Producer: Rick Sandidge
Label: The Mansion Entertainment
This trio gets the distinction of being the only group to have a Christmas project come across my desk for review this year. I was looking forward to hearing another CD by Three Bridges, since I was so impressed with their last effort, and after reading a review of this particular one at Musicscribe shortly after receiving the project in the mail, my interest was even piqued.
Kicking it all off is the upbeat, light rock-tinged title track featuring lead singer Shannon Smith. This style seems to be the one that the group clicks the most with. The song takes three perspectives: a traveler going to see the newborn Jesus, the shepherds on the hillside, and someone dreaming on the night of Jesus’ birth. Though the lyrics do seem random in this way, the song ties them together well, and this is one of my personal favorite tracks.

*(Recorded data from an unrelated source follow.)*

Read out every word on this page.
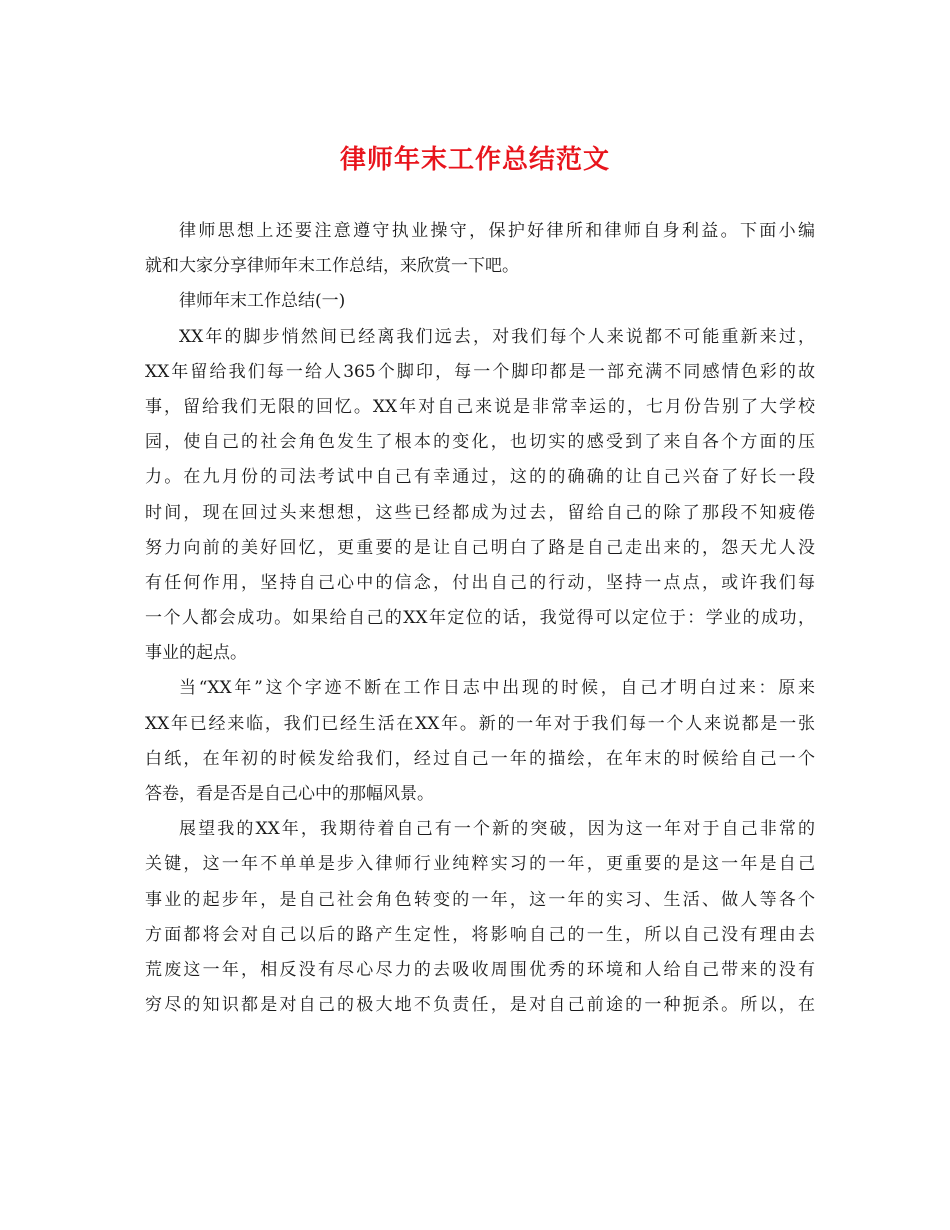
律师年末工作总结范文
律师思想上还要注意遵守执业操守，保护好律所和律师自身利益。下面小编
就和大家分享律师年末工作总结，来欣赏一下吧。
律师年末工作总结(一)
XX年的脚步悄然间已经离我们远去，对我们每个人来说都不可能重新来过，
XX年留给我们每一给人365个脚印，每一个脚印都是一部充满不同感情色彩的故
事，留给我们无限的回忆。XX年对自己来说是非常幸运的，七月份告别了大学校
园，使自己的社会角色发生了根本的变化，也切实的感受到了来自各个方面的压
力。在九月份的司法考试中自己有幸通过，这的的确确的让自己兴奋了好长一段
时间，现在回过头来想想，这些已经都成为过去，留给自己的除了那段不知疲倦
努力向前的美好回忆，更重要的是让自己明白了路是自己走出来的，怨天尤人没
有任何作用，坚持自己心中的信念，付出自己的行动，坚持一点点，或许我们每
一个人都会成功。如果给自己的XX年定位的话，我觉得可以定位于：学业的成功，
事业的起点。
当“XX年”这个字迹不断在工作日志中出现的时候，自己才明白过来：原来
XX年已经来临，我们已经生活在XX年。新的一年对于我们每一个人来说都是一张
白纸，在年初的时候发给我们，经过自己一年的描绘，在年末的时候给自己一个
答卷，看是否是自己心中的那幅风景。
展望我的XX年，我期待着自己有一个新的突破，因为这一年对于自己非常的
关键，这一年不单单是步入律师行业纯粹实习的一年，更重要的是这一年是自己
事业的起步年，是自己社会角色转变的一年，这一年的实习、生活、做人等各个
方面都将会对自己以后的路产生定性，将影响自己的一生，所以自己没有理由去
荒废这一年，相反没有尽心尽力的去吸收周围优秀的环境和人给自己带来的没有
穷尽的知识都是对自己的极大地不负责任，是对自己前途的一种扼杀。所以，在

The Drifters’ arrangement of “White Christmas” comes next, reuniting Smith and tenor Jeremie Hudson with their former Imperials partner, Ian Owens, as a guest bass vocalist. Though it would have made it impossible for the group to do this song live had Owens gotten the feature as the original arrangement dictates (the bass got the first verse and standout lines on the chorus in The Drifters version), part of me wishes he had gotten it instead of being confined to background vocals. Baritone Elliott McCoy takes those features instead, with Hudson taking the second verse. Owens shows up at background vocals again on “Mary Had A Baby.” The sound on both of these tracks sounds remarkably like the later versions of The Imperials, especially when Smith and Hudson start ad-libbing on “Mary Had A Baby.”

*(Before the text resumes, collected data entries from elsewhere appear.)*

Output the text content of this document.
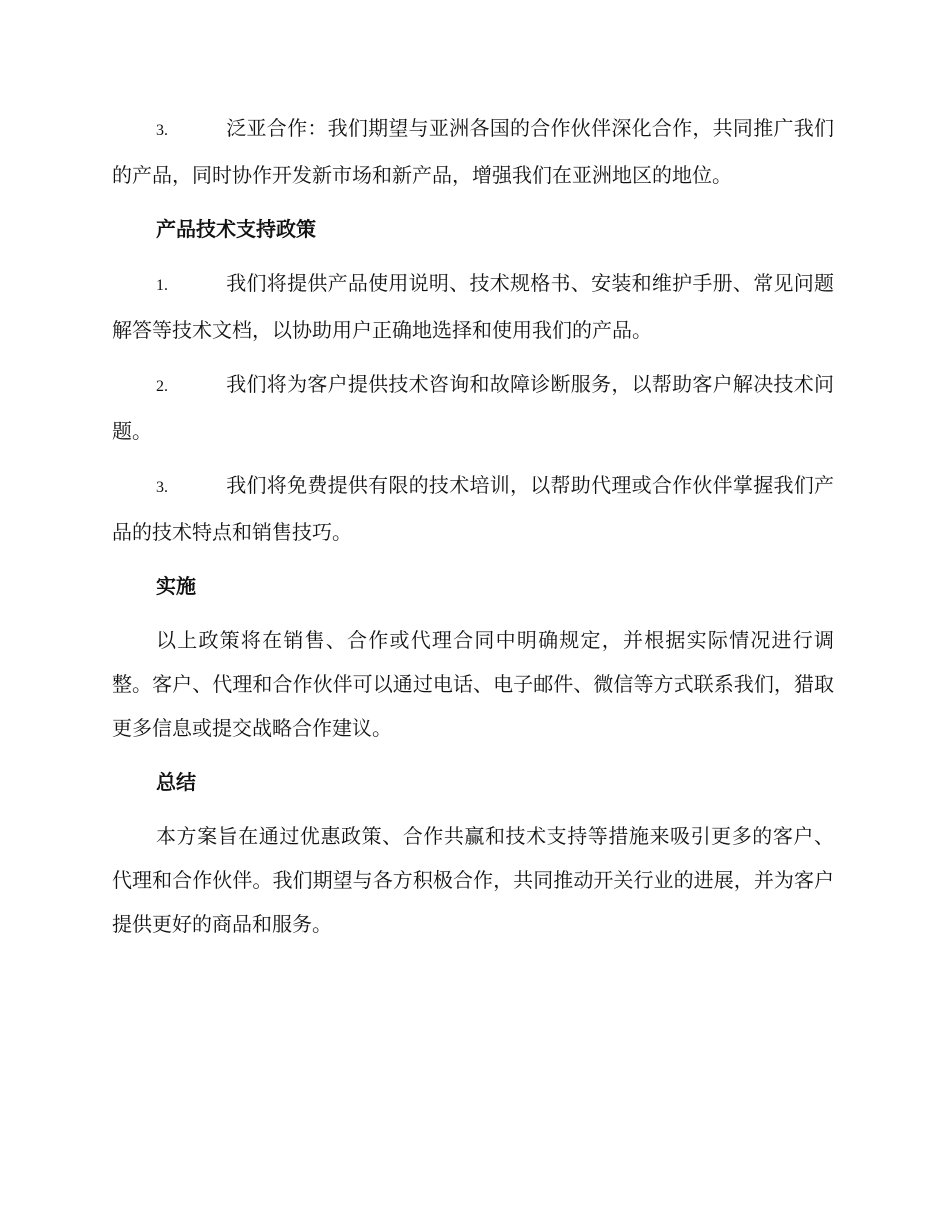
3.	泛亚合作：我们期望与亚洲各国的合作伙伴深化合作，共同推广我们的产品，同时协作开发新市场和新产品，增强我们在亚洲地区的地位。

产品技术支持政策

1.	我们将提供产品使用说明、技术规格书、安装和维护手册、常见问题解答等技术文档，以协助用户正确地选择和使用我们的产品。

2.	我们将为客户提供技术咨询和故障诊断服务，以帮助客户解决技术问题。

3.	我们将免费提供有限的技术培训，以帮助代理或合作伙伴掌握我们产品的技术特点和销售技巧。

实施

以上政策将在销售、合作或代理合同中明确规定，并根据实际情况进行调整。客户、代理和合作伙伴可以通过电话、电子邮件、微信等方式联系我们，猎取更多信息或提交战略合作建议。

总结

本方案旨在通过优惠政策、合作共赢和技术支持等措施来吸引更多的客户、代理和合作伙伴。我们期望与各方积极合作，共同推动开关行业的进展，并为客户提供更好的商品和服务。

Other high points include “Mary Did You Know,” which follows the Gaither Vocal Band arrangement pretty closely but showcases the beautiful high harmony of the group, an uptempo arrangement of “It Came Upon A Midnight Clear” that is probably the most unique I’ve heard in quite a while, a mellow Hudson feature in “He Came Here For Me,” and another unique arrangement of a classic carol in “Noel.”

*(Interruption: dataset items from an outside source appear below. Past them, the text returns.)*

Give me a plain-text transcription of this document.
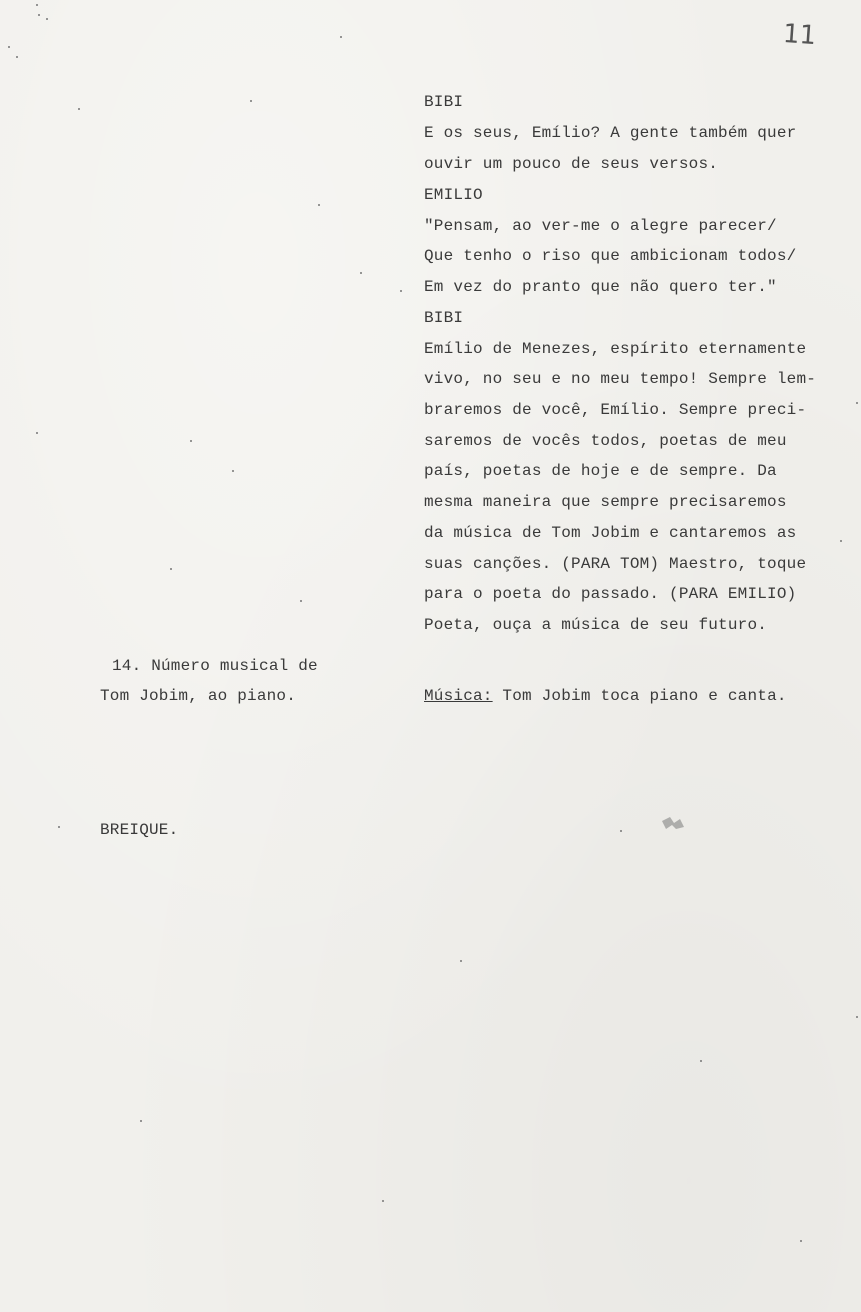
11
BIBI
E os seus, Emílio? A gente também quer
ouvir um pouco de seus versos.
EMILIO
"Pensam, ao ver-me o alegre parecer/
Que tenho o riso que ambicionam todos/
Em vez do pranto que não quero ter."
BIBI
Emílio de Menezes, espírito eternamente
vivo, no seu e no meu tempo! Sempre lem-
braremos de você, Emílio. Sempre preci-
saremos de vocês todos, poetas de meu
país, poetas de hoje e de sempre. Da
mesma maneira que sempre precisaremos
da música de Tom Jobim e cantaremos as
suas canções. (PARA TOM) Maestro, toque
para o poeta do passado. (PARA EMILIO)
Poeta, ouça a música de seu futuro.
14. Número musical de
Tom Jobim, ao piano.	Música: Tom Jobim toca piano e canta.
BREIQUE.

As a whole, Christmas projects are something that I can take or leave. Unless they offer something different from the stuff that usually permeates the airwaves this time of year, you can count me out. Three Bridges offers enough interesting arrangements and songs that haven’t been recorded by everybody and their brother that it has earned multiple plays on my iPod and in my car. Though not every song is a solid choice, this CD is a fine effort. If you’re a Three Bridges fan, or just want another Christmas collection to play every year, Christmas Must Be Tonight is a good choice.